The bract that subtends the individual flower is line-shaped or narrowly lance-shaped, about 1 cm (0.4 in) long and covered in dense silky hairs. The 4-merous perianth is 2–2½ cm (0.8–1.0 in) long. The lower part called tube, that remains merged when the flower is open, is 2–3 mm (0.08–0.12 in) long, square in cross-section, and hairless. The four segments in the middle part (or claws), are thread-shaped and silky hairy. The segments in the upper part (or limbs), which enclosed the pollen presenter in the bud, are difficult to distinguish from the claws, threat- to line-shaped with a pointy tip, initially felty, but later losing some hair. The four anthers are about 2 mm (0.08 in) long, lack a filament and are directly connected to the limbs. From the centre of the perianth emerges a style of about 3½ cm (1.4 in) long, that is straight and slightly curves outward. The thickened part at the tip of the style called pollen presenter is line-shaped with a pointy tip, about 2 mm long, with ring at its base and a narrower neck. The 1–2 mm (0.04–0.08 in) long ovary is egg-shaped, powdery hairy except the zone facing the stem, and is subtended by four pointy, awl- to line-shaped scales of about 1 mm (0.04 in) long.

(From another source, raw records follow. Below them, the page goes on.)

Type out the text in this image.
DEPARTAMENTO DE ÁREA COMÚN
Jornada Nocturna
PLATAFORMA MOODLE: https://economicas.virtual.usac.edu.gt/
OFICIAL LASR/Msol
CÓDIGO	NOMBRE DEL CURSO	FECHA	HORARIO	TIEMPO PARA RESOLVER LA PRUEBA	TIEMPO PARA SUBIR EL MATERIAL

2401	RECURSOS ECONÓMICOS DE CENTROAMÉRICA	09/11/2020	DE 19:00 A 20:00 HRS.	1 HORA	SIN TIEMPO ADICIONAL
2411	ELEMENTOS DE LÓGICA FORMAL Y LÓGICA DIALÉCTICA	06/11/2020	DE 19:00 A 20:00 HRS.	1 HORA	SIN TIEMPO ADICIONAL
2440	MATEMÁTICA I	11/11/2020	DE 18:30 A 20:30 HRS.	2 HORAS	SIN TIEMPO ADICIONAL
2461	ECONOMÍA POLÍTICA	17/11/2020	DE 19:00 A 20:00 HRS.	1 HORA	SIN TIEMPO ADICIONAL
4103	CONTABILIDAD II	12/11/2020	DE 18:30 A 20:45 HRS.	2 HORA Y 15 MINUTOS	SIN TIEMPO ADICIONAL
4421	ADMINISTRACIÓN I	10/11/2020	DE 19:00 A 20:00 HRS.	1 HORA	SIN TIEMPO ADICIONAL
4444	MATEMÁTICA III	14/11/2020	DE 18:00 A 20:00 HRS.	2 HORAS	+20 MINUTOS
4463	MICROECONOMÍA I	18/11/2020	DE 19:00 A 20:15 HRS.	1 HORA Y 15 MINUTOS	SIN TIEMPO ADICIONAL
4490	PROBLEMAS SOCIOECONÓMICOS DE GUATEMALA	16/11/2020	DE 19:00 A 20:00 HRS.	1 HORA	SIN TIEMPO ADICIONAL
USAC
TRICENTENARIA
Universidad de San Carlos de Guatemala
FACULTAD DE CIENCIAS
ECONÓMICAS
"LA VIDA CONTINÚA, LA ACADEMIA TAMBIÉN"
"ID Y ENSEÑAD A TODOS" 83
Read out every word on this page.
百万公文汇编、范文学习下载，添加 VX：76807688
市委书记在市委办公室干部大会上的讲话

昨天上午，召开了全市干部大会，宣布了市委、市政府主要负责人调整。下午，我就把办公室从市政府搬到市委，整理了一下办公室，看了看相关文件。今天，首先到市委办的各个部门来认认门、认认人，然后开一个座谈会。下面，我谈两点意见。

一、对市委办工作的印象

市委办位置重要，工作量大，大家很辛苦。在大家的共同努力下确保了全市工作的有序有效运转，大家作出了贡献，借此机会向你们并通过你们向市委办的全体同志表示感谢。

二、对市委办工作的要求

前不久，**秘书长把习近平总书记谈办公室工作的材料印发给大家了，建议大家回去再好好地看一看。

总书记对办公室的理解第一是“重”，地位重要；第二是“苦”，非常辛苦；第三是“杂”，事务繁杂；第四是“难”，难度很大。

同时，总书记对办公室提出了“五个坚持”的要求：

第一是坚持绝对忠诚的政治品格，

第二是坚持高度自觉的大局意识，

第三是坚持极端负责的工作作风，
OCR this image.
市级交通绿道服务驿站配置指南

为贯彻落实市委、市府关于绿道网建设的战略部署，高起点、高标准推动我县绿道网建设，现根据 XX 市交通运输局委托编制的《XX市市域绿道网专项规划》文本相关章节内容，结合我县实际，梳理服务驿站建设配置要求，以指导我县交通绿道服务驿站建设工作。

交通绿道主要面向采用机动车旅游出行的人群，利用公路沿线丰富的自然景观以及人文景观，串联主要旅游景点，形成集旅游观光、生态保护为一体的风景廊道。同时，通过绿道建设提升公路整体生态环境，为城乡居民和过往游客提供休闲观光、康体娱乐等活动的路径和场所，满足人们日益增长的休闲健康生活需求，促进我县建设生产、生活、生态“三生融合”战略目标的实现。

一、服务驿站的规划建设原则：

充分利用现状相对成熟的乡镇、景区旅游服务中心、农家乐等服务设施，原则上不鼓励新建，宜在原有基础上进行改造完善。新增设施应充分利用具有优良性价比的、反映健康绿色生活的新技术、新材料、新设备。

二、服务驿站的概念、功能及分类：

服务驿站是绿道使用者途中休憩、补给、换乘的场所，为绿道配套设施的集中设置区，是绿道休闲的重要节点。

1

=== Differences with related species ===
The cryptic pagoda can be distinguished from other Mimetes species by its small size, the two types of shoots, one unbranched upright, the other occasionally forking and sprawling, the leaves that stand out on the lower parts but are very tightly overlapping near the inflorescence and the relatively short (3½ cm), straight, line- to awl-shaped styles. The flower heads only have three to six flowers, the least of any Mimetes, except for the three-flowered pagoda, which has orange flowers, not yellow.

== Taxonomy ==
As far as known, the cryptic pagoda was first collected by James Niven. Richard Anthony Salisbury in a book by Joseph Knight titled On the cultivation of the plants belonging to the natural order of Proteeae, described several species of pagoda, naming Niven's specimen M. palustris in 1809. Karl Ludwig Philipp Zeyher collected a specimen in the Kleinrivier Mountains, that was described by Carl Meissner, in 1856, in the series Prodromus Systematis Naturalis Regni Vegetabilis by Alphonse Pyramus de Candolle. He called it M. decapitata. John Patrick Rourke in 1984 regarded the specimens as belonging to the same species.

== Distribution and habitat ==
Mimetes palustris is an endemic species restricted to the Kleinrivier Mountains, Western Cape province of South Africa, where it can be found between the Platberg in the Fernkloof Nature Reserve near Hermanus in the west and slightly east of the Rocklands Peak. Here it grows in a vegetation type called Overberg Sandstone Fynbos, at an altitude of 600–900 m (2000–3000 ft).

Mimetes palustris can only be found on south-facing slopes in part-shade in locations where an updraught from the sea create cool and moist air during summer. At the edge of seepage zones it can be found in combination with Brunia alopecuroides, Erica hispidula, Roridula gorgonias, and Villarsia ovata. Flower heads may occur at any time during the year. It is assumed that like other Mimetes species, the cryptic pagoda is pollinated by birds and the seeds are distributed by ants.

== Conservation ==
The cryptic pagoda is considered critically endangered due to its diminishing population size, its small distribution area of 26 sqkm, ongoing loss of habitat and competition by alien invasive species. Too frequent fires may deplete the soil seed bank and so reduce the number of germinating seeds.